With his stated goal of being the best pipe guy in South Jersey in sight, Harry has resisted the temptation to branch out, even with the encouragement of his son and his estimator Chris Cummins. “So many guys around here pave,” he says. “We don’t do our own paving.” Since the economy in the area has suffered for several years, Pioneer Pipe has taken on joint ventures, particularly with a larger contractor, Pierson Construction. “They do the paving, we do the pipe work – it’s good for both of us,” Harry says. Pioneer Pipe also works with Command Company, a general contractor based in Medford. “We complement each other on a lot of jobs – sometimes they work for us and sometimes we work for them,” says Command owner Doug Marinski. “As a client, we couldn’t ask for anything more. He’s accommodated us every single time.”

Pioneer Pipe has also established a reputation as the go-to guys for emergency repair work. Doing a good job quickly – and at a fair price – ensures repeat customers. “It’s a nice little niche, and the guys know that when they call, we go,” Harry says. “We had a job on Christmas Day, and the first five guys I called to go out said ‘I’m in.’ We know we need to give them great service or someone else will.”

Pioneer Pipe often performs work for local governments, such as this project on Route 669 South in Gloucester County.Pioneer Pipe often performs work for local governments, such as this project on Route 669 South in Gloucester County.

Clients and employees aren’t the only ones Harry tries to cultivate excellent relationships with. He loans equipment and trucks to other contractors and townships when needed. “We help each other out.

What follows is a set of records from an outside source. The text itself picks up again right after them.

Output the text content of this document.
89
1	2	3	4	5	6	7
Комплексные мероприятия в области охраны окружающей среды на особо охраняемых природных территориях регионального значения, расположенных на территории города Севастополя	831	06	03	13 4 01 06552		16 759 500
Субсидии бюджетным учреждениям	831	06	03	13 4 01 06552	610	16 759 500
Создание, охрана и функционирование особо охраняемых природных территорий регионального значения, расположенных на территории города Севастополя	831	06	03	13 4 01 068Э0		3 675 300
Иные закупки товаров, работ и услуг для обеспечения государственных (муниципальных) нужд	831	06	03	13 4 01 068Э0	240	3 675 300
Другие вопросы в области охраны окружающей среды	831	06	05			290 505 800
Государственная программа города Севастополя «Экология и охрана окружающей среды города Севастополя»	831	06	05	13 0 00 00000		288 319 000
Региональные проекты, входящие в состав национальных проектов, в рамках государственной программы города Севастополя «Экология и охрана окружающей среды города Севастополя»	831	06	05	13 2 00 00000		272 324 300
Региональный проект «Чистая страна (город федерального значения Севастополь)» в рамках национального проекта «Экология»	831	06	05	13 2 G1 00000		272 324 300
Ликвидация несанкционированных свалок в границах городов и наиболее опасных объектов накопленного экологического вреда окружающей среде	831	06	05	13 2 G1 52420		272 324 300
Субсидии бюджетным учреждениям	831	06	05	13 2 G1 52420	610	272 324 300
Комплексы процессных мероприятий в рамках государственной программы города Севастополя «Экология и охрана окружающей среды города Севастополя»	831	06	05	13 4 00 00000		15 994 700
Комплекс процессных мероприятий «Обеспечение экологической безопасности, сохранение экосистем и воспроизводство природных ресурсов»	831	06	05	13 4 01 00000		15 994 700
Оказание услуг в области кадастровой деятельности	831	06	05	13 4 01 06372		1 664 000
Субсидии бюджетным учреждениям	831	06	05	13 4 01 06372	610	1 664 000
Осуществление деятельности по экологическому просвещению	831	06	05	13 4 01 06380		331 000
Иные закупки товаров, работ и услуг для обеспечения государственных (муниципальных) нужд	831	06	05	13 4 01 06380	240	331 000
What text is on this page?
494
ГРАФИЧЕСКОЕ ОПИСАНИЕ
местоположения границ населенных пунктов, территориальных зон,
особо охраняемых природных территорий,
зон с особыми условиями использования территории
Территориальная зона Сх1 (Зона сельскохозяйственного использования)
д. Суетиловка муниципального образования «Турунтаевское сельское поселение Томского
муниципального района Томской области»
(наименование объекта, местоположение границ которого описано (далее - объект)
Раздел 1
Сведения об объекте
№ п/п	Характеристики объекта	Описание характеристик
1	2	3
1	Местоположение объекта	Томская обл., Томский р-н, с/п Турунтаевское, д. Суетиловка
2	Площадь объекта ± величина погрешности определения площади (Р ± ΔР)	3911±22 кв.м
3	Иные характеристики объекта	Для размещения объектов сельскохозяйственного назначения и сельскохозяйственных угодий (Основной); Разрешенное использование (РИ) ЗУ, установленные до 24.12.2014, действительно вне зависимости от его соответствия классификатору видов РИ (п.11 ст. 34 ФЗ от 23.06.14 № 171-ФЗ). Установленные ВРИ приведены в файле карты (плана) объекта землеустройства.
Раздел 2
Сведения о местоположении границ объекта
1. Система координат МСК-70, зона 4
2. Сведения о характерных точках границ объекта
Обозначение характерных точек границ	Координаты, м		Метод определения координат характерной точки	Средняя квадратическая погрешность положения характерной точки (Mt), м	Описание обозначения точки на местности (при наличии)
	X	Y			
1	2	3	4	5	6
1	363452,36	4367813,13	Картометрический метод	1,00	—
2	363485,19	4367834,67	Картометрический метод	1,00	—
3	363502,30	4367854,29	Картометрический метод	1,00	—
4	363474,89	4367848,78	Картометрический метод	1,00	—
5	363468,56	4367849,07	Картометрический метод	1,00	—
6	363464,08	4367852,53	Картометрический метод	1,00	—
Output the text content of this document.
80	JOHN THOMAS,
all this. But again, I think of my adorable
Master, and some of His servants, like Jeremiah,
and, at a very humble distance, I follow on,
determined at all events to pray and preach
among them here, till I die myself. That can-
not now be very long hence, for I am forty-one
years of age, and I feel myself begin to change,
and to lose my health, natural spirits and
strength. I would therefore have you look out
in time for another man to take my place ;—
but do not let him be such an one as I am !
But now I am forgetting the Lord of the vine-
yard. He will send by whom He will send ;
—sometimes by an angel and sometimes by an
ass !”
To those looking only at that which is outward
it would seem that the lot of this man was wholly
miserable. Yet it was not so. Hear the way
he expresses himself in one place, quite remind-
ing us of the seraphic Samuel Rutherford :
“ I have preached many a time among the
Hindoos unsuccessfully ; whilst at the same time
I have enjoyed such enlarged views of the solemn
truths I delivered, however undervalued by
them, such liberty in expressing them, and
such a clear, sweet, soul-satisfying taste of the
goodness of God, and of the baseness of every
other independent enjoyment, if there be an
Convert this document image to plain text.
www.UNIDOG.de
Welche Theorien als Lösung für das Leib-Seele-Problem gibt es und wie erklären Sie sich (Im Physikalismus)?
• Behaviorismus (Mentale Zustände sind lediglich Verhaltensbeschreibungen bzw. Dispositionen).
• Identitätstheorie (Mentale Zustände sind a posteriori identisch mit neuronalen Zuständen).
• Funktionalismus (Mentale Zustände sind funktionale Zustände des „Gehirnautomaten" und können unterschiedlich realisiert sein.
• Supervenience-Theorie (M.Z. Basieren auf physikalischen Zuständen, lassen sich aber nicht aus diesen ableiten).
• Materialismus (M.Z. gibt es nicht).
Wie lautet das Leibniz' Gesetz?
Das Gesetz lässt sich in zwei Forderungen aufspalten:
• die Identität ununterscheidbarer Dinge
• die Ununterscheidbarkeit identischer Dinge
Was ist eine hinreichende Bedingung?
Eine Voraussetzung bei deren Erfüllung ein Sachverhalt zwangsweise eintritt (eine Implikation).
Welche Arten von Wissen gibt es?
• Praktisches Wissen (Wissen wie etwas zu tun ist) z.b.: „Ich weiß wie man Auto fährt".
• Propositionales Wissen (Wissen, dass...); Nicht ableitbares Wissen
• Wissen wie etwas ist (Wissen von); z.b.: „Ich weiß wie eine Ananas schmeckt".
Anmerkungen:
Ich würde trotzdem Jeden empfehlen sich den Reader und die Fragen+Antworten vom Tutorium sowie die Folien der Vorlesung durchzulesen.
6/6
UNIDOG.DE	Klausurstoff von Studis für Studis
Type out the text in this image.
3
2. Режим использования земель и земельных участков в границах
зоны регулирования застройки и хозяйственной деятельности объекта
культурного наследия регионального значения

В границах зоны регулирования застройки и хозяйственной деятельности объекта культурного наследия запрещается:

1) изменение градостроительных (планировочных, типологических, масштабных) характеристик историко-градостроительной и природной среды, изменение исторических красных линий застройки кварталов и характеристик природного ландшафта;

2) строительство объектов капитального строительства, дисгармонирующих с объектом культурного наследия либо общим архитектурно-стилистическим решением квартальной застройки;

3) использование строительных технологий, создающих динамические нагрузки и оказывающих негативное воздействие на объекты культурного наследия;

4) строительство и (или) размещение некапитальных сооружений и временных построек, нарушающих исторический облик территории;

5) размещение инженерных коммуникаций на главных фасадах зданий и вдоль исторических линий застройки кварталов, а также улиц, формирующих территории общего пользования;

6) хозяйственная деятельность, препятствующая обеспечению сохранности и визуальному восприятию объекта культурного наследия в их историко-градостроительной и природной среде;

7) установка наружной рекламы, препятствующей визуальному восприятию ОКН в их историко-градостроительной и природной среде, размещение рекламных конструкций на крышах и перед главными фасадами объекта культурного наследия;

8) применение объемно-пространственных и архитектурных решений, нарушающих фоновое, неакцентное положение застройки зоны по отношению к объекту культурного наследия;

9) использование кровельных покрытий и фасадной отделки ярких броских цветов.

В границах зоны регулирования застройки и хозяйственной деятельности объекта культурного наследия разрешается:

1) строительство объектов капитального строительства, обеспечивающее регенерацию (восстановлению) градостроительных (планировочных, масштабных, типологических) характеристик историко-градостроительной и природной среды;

It’s not a crime to make money, and we know we can’t get every job.”

Ken Jones, a supervisor with Mount Ephraim MUA, says he’d recommend Pioneer Pipe to anyone. “He will work with you and do the best he can for you,” he says. “Sometimes he suggests a better way that will cost you less.”

Business matters

Although Harry buys the occasional dump truck at auction, he primarily buys new equipment and enjoys long-term relationships with his equipment dealer, Ransome Cat, and his bank, First Colonial. “The president of the bank gave me my first credit line on a handshake,” he says. “They gave me loans and floated payroll. Giles and Ransome has been good to us and got us equipment when we needed it. These guys have kept us in business.”

Having excellent equipment is a priority for Harry, who has four excavators, three wheel loaders, two dozers and four backhoes among the pieces in his fleet. Command’s Marinski says Pioneer Pipe has an excellent PM program. “He manages his equipment so well that we’ve bought equipment from him,” he says. Harry acknowledges that having Kenny come on full time was a huge help. “I don’t know how we did without him – the fleet’s doubled since he’s been here.”

Jeff Covely, left, consults with Kenny Jones, who runs Pioneer Pipe’s shop.Jeff Covely, left, consults with Kenny Jones, who runs Pioneer Pipe’s shop.

Once Pioneer Pipe became successful, Harry made a conscious decision to give back to the community, and regularly sponsors football and scholarship programs. He’s also planning an ambitious undertaking – sponsoring a golf tournament to support Parkinson’s disease research. The tourney will be in honor of his wife Donna’s father, who was stricken with the disease.

Although things were hard at times, once Pioneer Pipe passed the half-million dollar mark in revenue, Harry felt he couldn’t go back to work for someone else. He did find it hard to transition to the office and give up control in the field. Having Jeff take the operational reins was a plus, however. “Sometimes we clash, but he takes a lot off of me,” Harry says. Even though father and son disagree at times, they share the same philosophy, as do the rest of Harry’s employees. “If you don’t have good guys, you don’t have a company,” he says. “But we want to work to live, not live to work.” EW


Pioneer Pipe

Year started: 1987

Annual volume after first year: $600,000

Annual volume today: $8 million

Markets served: Utility work for townships, counties and water companies.